Lucie Derain, dans La Cinématographie française, tout aussi enthousiaste, souligne elle aussi combien est féconde la "trahison" de Zola : "Voyons ici des êtres têtus, désespérés, haineux, tendres, cupides, toute une humanité en raccourci avec ses rancœurs, ses petitesses et ses folies. Les personnages qui semblent autant de vivants symboles sont dressés avec un simple détail, sans grandiloquence. Tout le drame du progrès est évoqué avec une simplicité infiniment sympathique. Duvivier a eu l’habileté de ramasser son action et, si le film est long, il ne le paraît pas. La diversité des scènes, l’accumulation des détails indicatifs d’un caractère, d’un état d’âme, d’une situation, la richesse décorative du film, parfois la vigueur de l’image, tout cela fait de ce film français une œuvre originale, marquante, intéressante. Une vaste fresque sociale brossée minutieusement avec des élans d’un lyrisme étonnant".

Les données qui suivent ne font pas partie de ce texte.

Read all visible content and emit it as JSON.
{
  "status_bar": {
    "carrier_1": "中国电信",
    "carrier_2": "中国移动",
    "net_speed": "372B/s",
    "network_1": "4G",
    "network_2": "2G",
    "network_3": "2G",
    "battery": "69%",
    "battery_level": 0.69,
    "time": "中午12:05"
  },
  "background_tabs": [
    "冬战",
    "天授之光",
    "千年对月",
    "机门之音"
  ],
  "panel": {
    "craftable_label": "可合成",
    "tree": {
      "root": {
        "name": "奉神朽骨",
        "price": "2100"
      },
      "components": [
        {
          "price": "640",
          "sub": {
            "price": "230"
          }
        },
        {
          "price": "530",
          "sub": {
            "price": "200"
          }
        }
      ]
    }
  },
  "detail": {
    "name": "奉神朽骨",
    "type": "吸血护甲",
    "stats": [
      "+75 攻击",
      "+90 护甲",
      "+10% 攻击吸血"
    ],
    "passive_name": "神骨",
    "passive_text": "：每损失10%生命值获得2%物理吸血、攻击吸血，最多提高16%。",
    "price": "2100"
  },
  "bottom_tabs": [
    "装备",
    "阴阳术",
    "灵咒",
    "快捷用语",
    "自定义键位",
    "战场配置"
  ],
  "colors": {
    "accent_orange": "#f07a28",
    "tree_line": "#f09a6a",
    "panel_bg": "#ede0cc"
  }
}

Dans Comœdia, Jean-Paul Coutisson y va lui aussi de son nationalisme, pour la bonne cause, inconscient sans doute de sa goujaterie à l’égard de Dita Parlo : "Ceux qui ne s'adaptent pas sont condamnés à mort". Une théorie de Darwin portée à l'écran par Julien Duvivier. Voilà un film qui fait honneur à la production française et qui démontre clairement toute la valeur de son metteur en scène. Cela est réconfortant et fait plaisir de voir un film aussi remarquable que Au bonheur des dames ait été tourné en France par une firme française avec des artistes français pour la plupart et par un metteur en scène français. Réalisation claire, précise, juste, débordante de vérité, pleine de trouvailles. A plusieurs reprises, les passages les plus significatifs de cette œuvre ont été longuement applaudis. L'effondrement de toute un passé a été synthétisé par Julien Duvivier avec une grande force et une puissance d'évocation rarement atteinte à ce jour. C'est remarquable". Mais d’autres soulignent que ce chant du cygne qui s’ignore est déjà démodé - et menacé, comme la métaphore de son propre récit : Au bonheur des dames, le roman, c’est surtout l’étude de l’évolution du commerce à une certaine époque. Le film, c’est tout au plus celle de la fin d’une boutique devant la croissance d’un magasin. On nous dit bien : le mal de l’un est la conséquence du progrès ; même, on nous le prouve, mais petitement, parce qu’on a voulu composer un film doté de scènes du genre qui est censé plaire en ce moment. La façon dont Mouret perdait sur certaines marchandises, la dégringolade de tel voisin, vendant des parapluies, et d’autres ne sont pas pris, dans le film, en considération. Le sujet se rabaisse, et d’autant plus que, dans l’intention évidente de déshabiller quelques gentilles demoiselles, on nous fait assister à des scènes de mannequins, alors que - croyons-nous - il n’y a pas - peut-être pas encore - de mannequins dans les grands magasins. Quant aux baignades à l’Isle-Adam où le personnel des magasins a été invité par le patron, c’est une lamentable plaisanterie, un prétexte qui sonne faux, une "attraction" grossement amenée et pesamment imaginée. Les démolitions continues de la fin touchent à la virtuosité, c’est du réalisme qui veut avoir l’air de symbolisme, et les surimpressions du début paraissent de l’avant-garde en retard. Comme on dit, "ça ne se fait plus". Ou il faut en jouer avec tant de discrétion ! ".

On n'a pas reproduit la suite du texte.